05 - Divide rice or quinoa and black beans evenly among four serving bowls. Top each with steak slices, sautéed peppers and onions, avocado, cherry tomatoes, and cheese.
06 - Add a dollop of Greek yogurt or sour cream if using, sprinkle with freshly chopped cilantro, and garnish with lime wedges. Adjust seasoning with additional salt and pepper to taste.

# Helpful Tips:

01 -
  • This bowl is your answer when you want to meal prep without getting bored halfway through the week.
  • With every bite, you'll get the crunch of peppers and the juiciness of lime-splashed steak, which pretty much guarantees clean plates all around.
02 -
  • If you crowd the skillet while searing steak, you’ll end up steaming the meat instead of browning it—work in batches if you have to.

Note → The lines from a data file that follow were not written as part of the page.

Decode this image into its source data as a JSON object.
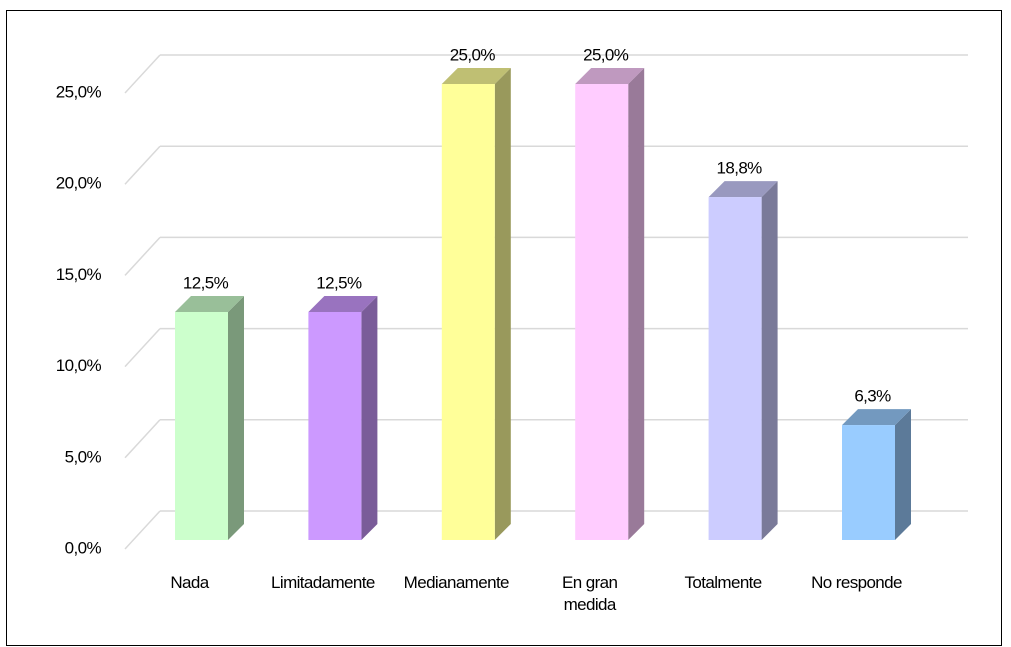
{
  "chart_data": {
    "type": "bar3d",
    "categories": [
      "Nada",
      "Limitadamente",
      "Medianamente",
      "En gran medida",
      "Totalmente",
      "No responde"
    ],
    "values": [
      12.5,
      12.5,
      25.0,
      25.0,
      18.8,
      6.3
    ],
    "value_labels": [
      "12,5%",
      "12,5%",
      "25,0%",
      "25,0%",
      "18,8%",
      "6,3%"
    ],
    "colors": [
      "#ccffcc",
      "#cc99ff",
      "#ffff99",
      "#ffccff",
      "#ccccff",
      "#99ccff"
    ],
    "ylim": [
      0,
      25
    ],
    "yticks": [
      {
        "value": 0,
        "label": "0,0%"
      },
      {
        "value": 5,
        "label": "5,0%"
      },
      {
        "value": 10,
        "label": "10,0%"
      },
      {
        "value": 15,
        "label": "15,0%"
      },
      {
        "value": 20,
        "label": "20,0%"
      },
      {
        "value": 25,
        "label": "25,0%"
      }
    ],
    "grid": true
  }
}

  • Letting the steak rest after cooking makes a world of difference in texture and juice—resist the urge to slice right away.
03 -
  • Slicing steak thinly on the bias helps every bite stay tender, even when reheated.
  • To get extra flavor, reserve a teaspoon of marinade to drizzle over the veggies as they cook.